Space Artist Robert McCall Dies at 90
Just inside the entrance to the National Air and Space Museum is a multi-story mural. In its center, a fully suited Apollo astronaut gazes out at museum-goers, lunar dust suspended in the air around his boots. To the astronaut's left, is the artist's swirling depiction of the Big Bang Theory on the creation of the universe. And to his right, is a lunar rover and the Apollo lunar lander, its gold foil glimmering.
The sprawling mural is a preview to what awaits. Peer around the corner and you'll see an actual Apollo lunar module. Visit the Apollo to the Moon gallery and you'll see the original space suits worn by Neil Armstrong and Buzz Aldrin on the Moon.
"The Space Mural - A Cosmic View," as the painting's called, has become an important piece in the museum, and its maker Robert McCall, one of the world's best space artists. But the sad news of McCall's death is spreading throughout the air and space community. Last Friday, the 90-year-old artist suffered a fatal heart attack in Scottsdale, Arizona.
McCall's career really kicked off in the 1960s, when he illustrated for the Saturday Evening Post, Life and Popular Science. His interest in space came from an early interest in science fiction. (I bet he was pleased when sci-fi author Isaac Asimov once described him as the "nearest thing to an artist in residence from outer space.") And one of his most visible projects might have been the advertising posters he created for director Stanley Kubrick's 1968 cult classic "2001: A Space Odyssey."
McCall attended every major shuttle space launch for decades and was praised for his futuristic views of space, and how they pushed space exploration forward. In his 60-year career, the prolific artist produced more than 400 paintings. He had such wide range as an artist—making everything from patches worn by astronauts and 21 space-related postage stamps, to the six-story mural at the Air and Space museum, which he painted over the course of eight months in 1976.
Margaret Weitekamp, curator in the museum's space history division, was able to show me the proposal for the mural that McCall submitted to the museum in 1975. The document provided some insight into McCall's intentions. In it, he wrote that the goal of his "Space Mural" is "to inspire in those who view it, a sense of awe in the majesty of the universe, a feeling of pride in man's achievements in space, and a profound optimism about the future."

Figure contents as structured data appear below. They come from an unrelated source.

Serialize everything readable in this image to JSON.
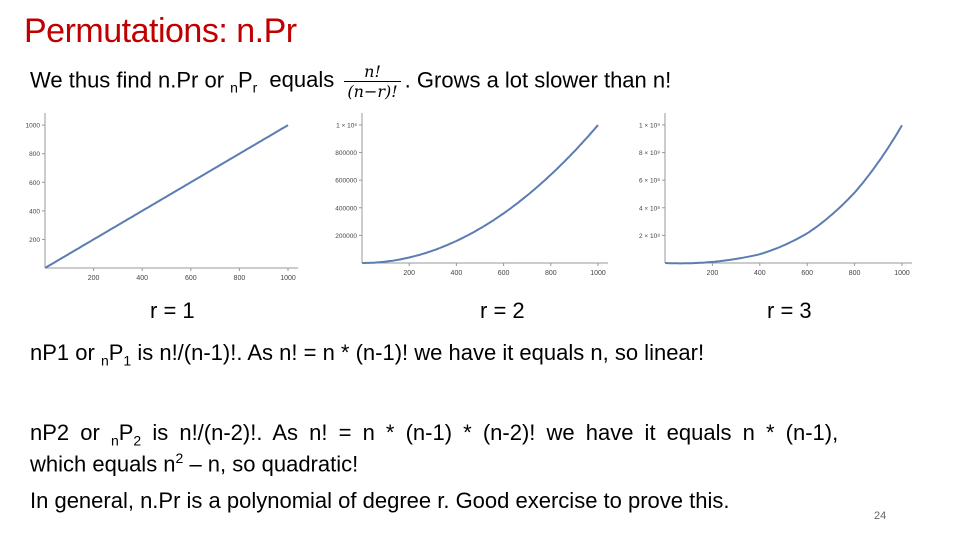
{
  "title": "Permutations: n.Pr",
  "line1": {
    "prefix": "We thus find n.Pr or ",
    "sub_n": "n",
    "P": "P",
    "sub_r": "r",
    "equals": "equals",
    "frac_num": "n!",
    "frac_den": "(n−r)!",
    "suffix": ". Grows a lot slower than n!"
  },
  "labels": {
    "r1": "r = 1",
    "r2": "r = 2",
    "r3": "r = 3"
  },
  "line_p1": {
    "a": "nP1 or ",
    "sub_n": "n",
    "P": "P",
    "sub_1": "1",
    "b": " is n!/(n-1)!. As n! = n * (n-1)! we have it equals n, so linear!"
  },
  "line_p2": {
    "a": "nP2 or ",
    "sub_n": "n",
    "P": "P",
    "sub_2": "2",
    "b": " is n!/(n-2)!. As n! = n * (n-1) * (n-2)! we have it equals n * (n-1),",
    "c": "which equals n",
    "sup_2": "2",
    "d": " – n, so quadratic!"
  },
  "line_general": "In general, n.Pr is a polynomial of degree r. Good exercise to prove this.",
  "page_number": "24",
  "chart_data": [
    {
      "type": "line",
      "x": [
        1,
        200,
        400,
        600,
        800,
        1000
      ],
      "y": [
        1,
        200,
        400,
        600,
        800,
        1000
      ],
      "xticks": [
        "200",
        "400",
        "600",
        "800",
        "1000"
      ],
      "yticks": [
        "200",
        "400",
        "600",
        "800",
        "1000"
      ],
      "xlim": [
        0,
        1000
      ],
      "ylim": [
        0,
        1050
      ],
      "color": "#5b7db1"
    },
    {
      "type": "line",
      "x": [
        1,
        200,
        400,
        600,
        800,
        1000
      ],
      "y": [
        0,
        39800,
        159600,
        359400,
        639200,
        999000
      ],
      "xticks": [
        "200",
        "400",
        "600",
        "800",
        "1000"
      ],
      "yticks": [
        "200000",
        "400000",
        "600000",
        "800000",
        "1 × 10⁶"
      ],
      "xlim": [
        0,
        1000
      ],
      "ylim": [
        0,
        1050000
      ],
      "color": "#5b7db1"
    },
    {
      "type": "line",
      "x": [
        1,
        200,
        400,
        600,
        800,
        1000
      ],
      "y": [
        0,
        7880400,
        63520800,
        214921200,
        510081600,
        997002000
      ],
      "xticks": [
        "200",
        "400",
        "600",
        "800",
        "1000"
      ],
      "yticks": [
        "2 × 10⁸",
        "4 × 10⁸",
        "6 × 10⁸",
        "8 × 10⁸",
        "1 × 10⁹"
      ],
      "xlim": [
        0,
        1000
      ],
      "ylim": [
        0,
        1050000000
      ],
      "color": "#5b7db1"
    }
  ]
}
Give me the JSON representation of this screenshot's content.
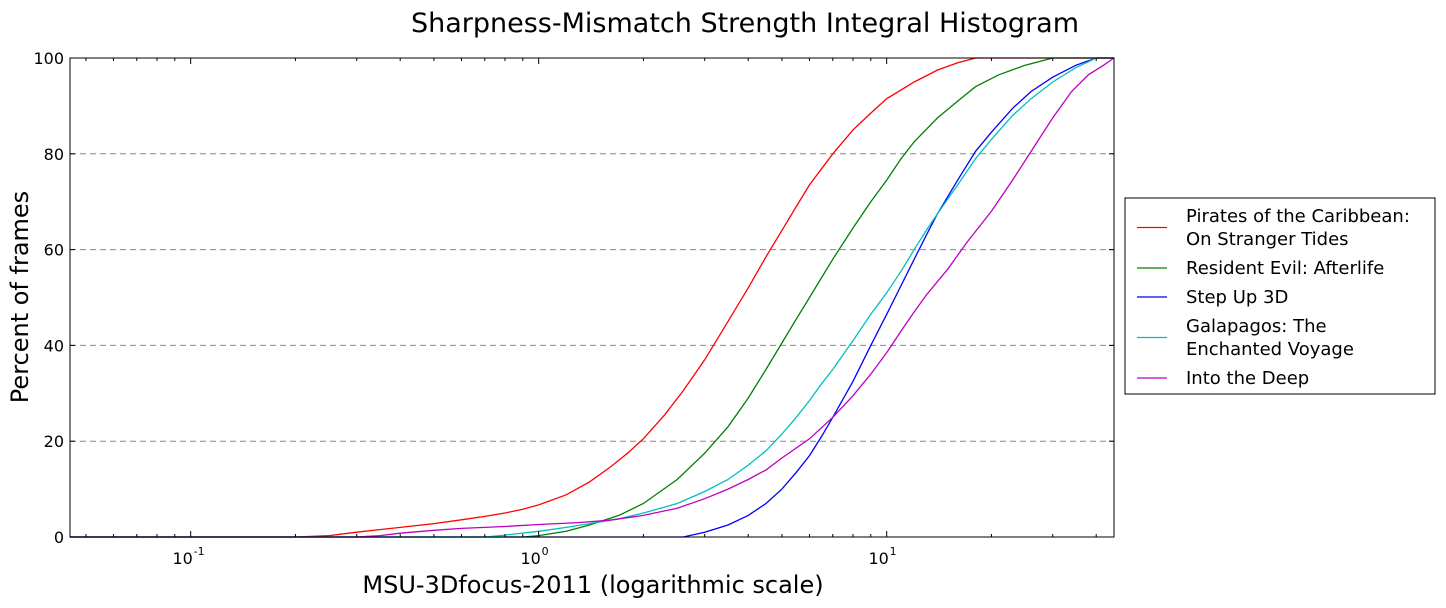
{
  "chart_data": {
    "type": "line",
    "title": "Sharpness-Mismatch Strength Integral Histogram",
    "xlabel": "MSU-3Dfocus-2011 (logarithmic scale)",
    "ylabel": "Percent of frames",
    "xscale": "log",
    "xlim": [
      0.045,
      45
    ],
    "ylim": [
      0,
      100
    ],
    "x_tick_values": [
      0.1,
      1,
      10
    ],
    "x_tick_labels": [
      {
        "base": "10",
        "exp": "-1"
      },
      {
        "base": "10",
        "exp": "0"
      },
      {
        "base": "10",
        "exp": "1"
      }
    ],
    "y_tick_values": [
      0,
      20,
      40,
      60,
      80,
      100
    ],
    "y_tick_labels": [
      "0",
      "20",
      "40",
      "60",
      "80",
      "100"
    ],
    "grid": "horizontal dashed",
    "legend_placement": "outside-right",
    "series": [
      {
        "name": "Pirates of the Caribbean: On Stranger Tides",
        "legend_lines": [
          "Pirates of the Caribbean:",
          "On Stranger Tides"
        ],
        "color": "#ff0000",
        "points": [
          [
            0.045,
            0
          ],
          [
            0.2,
            0
          ],
          [
            0.25,
            0.3
          ],
          [
            0.3,
            1
          ],
          [
            0.4,
            2
          ],
          [
            0.5,
            2.8
          ],
          [
            0.6,
            3.6
          ],
          [
            0.7,
            4.3
          ],
          [
            0.8,
            5
          ],
          [
            0.9,
            5.8
          ],
          [
            1.0,
            6.7
          ],
          [
            1.2,
            8.8
          ],
          [
            1.4,
            11.5
          ],
          [
            1.6,
            14.5
          ],
          [
            1.8,
            17.5
          ],
          [
            2.0,
            20.5
          ],
          [
            2.3,
            25.5
          ],
          [
            2.6,
            30.5
          ],
          [
            3.0,
            37
          ],
          [
            3.5,
            45
          ],
          [
            4.0,
            52
          ],
          [
            4.5,
            58.5
          ],
          [
            5.0,
            64
          ],
          [
            5.5,
            69
          ],
          [
            6.0,
            73.5
          ],
          [
            7.0,
            80
          ],
          [
            8.0,
            85
          ],
          [
            9.0,
            88.5
          ],
          [
            10,
            91.5
          ],
          [
            12,
            95
          ],
          [
            14,
            97.5
          ],
          [
            16,
            99
          ],
          [
            18,
            100
          ],
          [
            45,
            100
          ]
        ]
      },
      {
        "name": "Resident Evil: Afterlife",
        "legend_lines": [
          "Resident Evil: Afterlife"
        ],
        "color": "#008000",
        "points": [
          [
            0.045,
            0
          ],
          [
            0.9,
            0
          ],
          [
            1.0,
            0.3
          ],
          [
            1.2,
            1.2
          ],
          [
            1.4,
            2.5
          ],
          [
            1.7,
            4.5
          ],
          [
            2.0,
            7
          ],
          [
            2.5,
            12
          ],
          [
            3.0,
            17.5
          ],
          [
            3.5,
            23
          ],
          [
            4.0,
            29
          ],
          [
            4.5,
            35
          ],
          [
            5.0,
            40.5
          ],
          [
            5.5,
            45.5
          ],
          [
            6.0,
            50
          ],
          [
            7.0,
            58
          ],
          [
            8.0,
            64.5
          ],
          [
            9.0,
            70
          ],
          [
            10,
            74.5
          ],
          [
            11,
            79
          ],
          [
            12,
            82.5
          ],
          [
            14,
            87.5
          ],
          [
            16,
            91
          ],
          [
            18,
            94
          ],
          [
            21,
            96.5
          ],
          [
            25,
            98.5
          ],
          [
            30,
            100
          ],
          [
            45,
            100
          ]
        ]
      },
      {
        "name": "Step Up 3D",
        "legend_lines": [
          "Step Up 3D"
        ],
        "color": "#0000ff",
        "points": [
          [
            0.045,
            0
          ],
          [
            2.6,
            0
          ],
          [
            3.0,
            1
          ],
          [
            3.5,
            2.5
          ],
          [
            4.0,
            4.5
          ],
          [
            4.5,
            7
          ],
          [
            5.0,
            10
          ],
          [
            5.5,
            13.5
          ],
          [
            6.0,
            17
          ],
          [
            6.5,
            21
          ],
          [
            7.0,
            25
          ],
          [
            8.0,
            32.5
          ],
          [
            9.0,
            40
          ],
          [
            10,
            46.5
          ],
          [
            11,
            52.5
          ],
          [
            12,
            58
          ],
          [
            13,
            63
          ],
          [
            14,
            67.5
          ],
          [
            16,
            74.5
          ],
          [
            18,
            80.5
          ],
          [
            20,
            84.5
          ],
          [
            23,
            89.5
          ],
          [
            26,
            93
          ],
          [
            30,
            96
          ],
          [
            35,
            98.5
          ],
          [
            40,
            100
          ],
          [
            45,
            100
          ]
        ]
      },
      {
        "name": "Galapagos: The Enchanted Voyage",
        "legend_lines": [
          "Galapagos: The",
          "Enchanted Voyage"
        ],
        "color": "#00bfbf",
        "points": [
          [
            0.045,
            0
          ],
          [
            0.7,
            0
          ],
          [
            0.8,
            0.4
          ],
          [
            1.0,
            1.2
          ],
          [
            1.2,
            2
          ],
          [
            1.4,
            2.8
          ],
          [
            1.7,
            3.8
          ],
          [
            2.0,
            5
          ],
          [
            2.5,
            7
          ],
          [
            3.0,
            9.5
          ],
          [
            3.5,
            12
          ],
          [
            4.0,
            15
          ],
          [
            4.5,
            18
          ],
          [
            5.0,
            21.5
          ],
          [
            5.5,
            25
          ],
          [
            6.0,
            28.5
          ],
          [
            6.5,
            32
          ],
          [
            7.0,
            35
          ],
          [
            8.0,
            41
          ],
          [
            9.0,
            46.5
          ],
          [
            10,
            51
          ],
          [
            11,
            55.5
          ],
          [
            12,
            60
          ],
          [
            13,
            64
          ],
          [
            14,
            67.5
          ],
          [
            16,
            73.5
          ],
          [
            18,
            79
          ],
          [
            20,
            83
          ],
          [
            23,
            88
          ],
          [
            26,
            91.5
          ],
          [
            30,
            95
          ],
          [
            35,
            98
          ],
          [
            40,
            100
          ],
          [
            45,
            100
          ]
        ]
      },
      {
        "name": "Into the Deep",
        "legend_lines": [
          "Into the Deep"
        ],
        "color": "#bf00bf",
        "points": [
          [
            0.045,
            0
          ],
          [
            0.3,
            0
          ],
          [
            0.35,
            0.3
          ],
          [
            0.4,
            0.8
          ],
          [
            0.5,
            1.4
          ],
          [
            0.6,
            1.8
          ],
          [
            0.8,
            2.2
          ],
          [
            1.0,
            2.6
          ],
          [
            1.3,
            3
          ],
          [
            1.6,
            3.5
          ],
          [
            2.0,
            4.5
          ],
          [
            2.5,
            6
          ],
          [
            3.0,
            8
          ],
          [
            3.5,
            10
          ],
          [
            4.0,
            12
          ],
          [
            4.5,
            14
          ],
          [
            5.0,
            16.5
          ],
          [
            6.0,
            20.5
          ],
          [
            7.0,
            25
          ],
          [
            8.0,
            29.5
          ],
          [
            9.0,
            34
          ],
          [
            10,
            38.5
          ],
          [
            11,
            43
          ],
          [
            12,
            47
          ],
          [
            13,
            50.5
          ],
          [
            15,
            56
          ],
          [
            17,
            61.5
          ],
          [
            20,
            68
          ],
          [
            23,
            74.5
          ],
          [
            26,
            80.5
          ],
          [
            30,
            87.5
          ],
          [
            34,
            93
          ],
          [
            38,
            96.5
          ],
          [
            42,
            98.5
          ],
          [
            45,
            100
          ]
        ]
      }
    ]
  }
}
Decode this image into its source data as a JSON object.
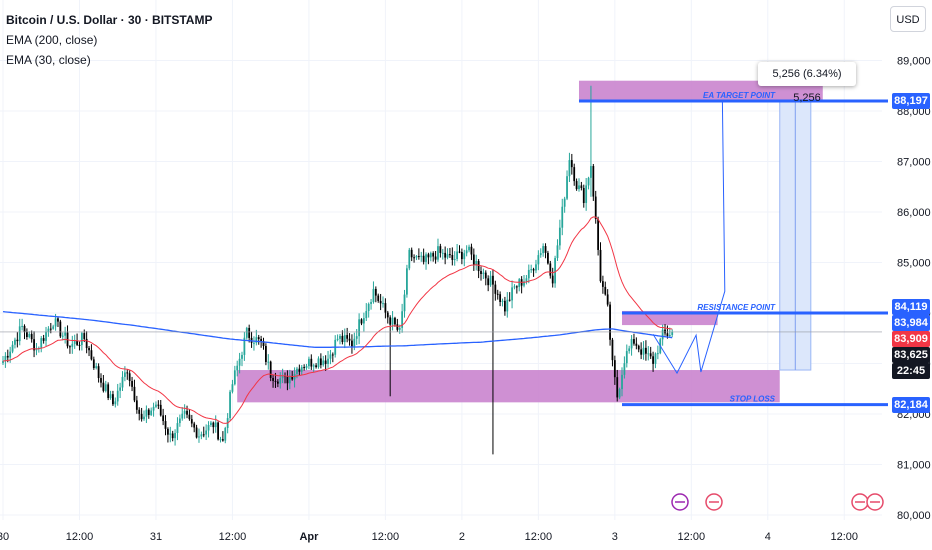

According to Weitekamp, the mural continues to meet McCall's measures for success. "There's such life to it. It's so dynamic and colorful," says the curator. "He was famous for having these highly imaginative canvases but then also for getting all of the technical details right, which does a space history curator's heart good. I really hope that it gives visitors some sense of what we do here at the museum, of that scope of space history and the hopes for the future."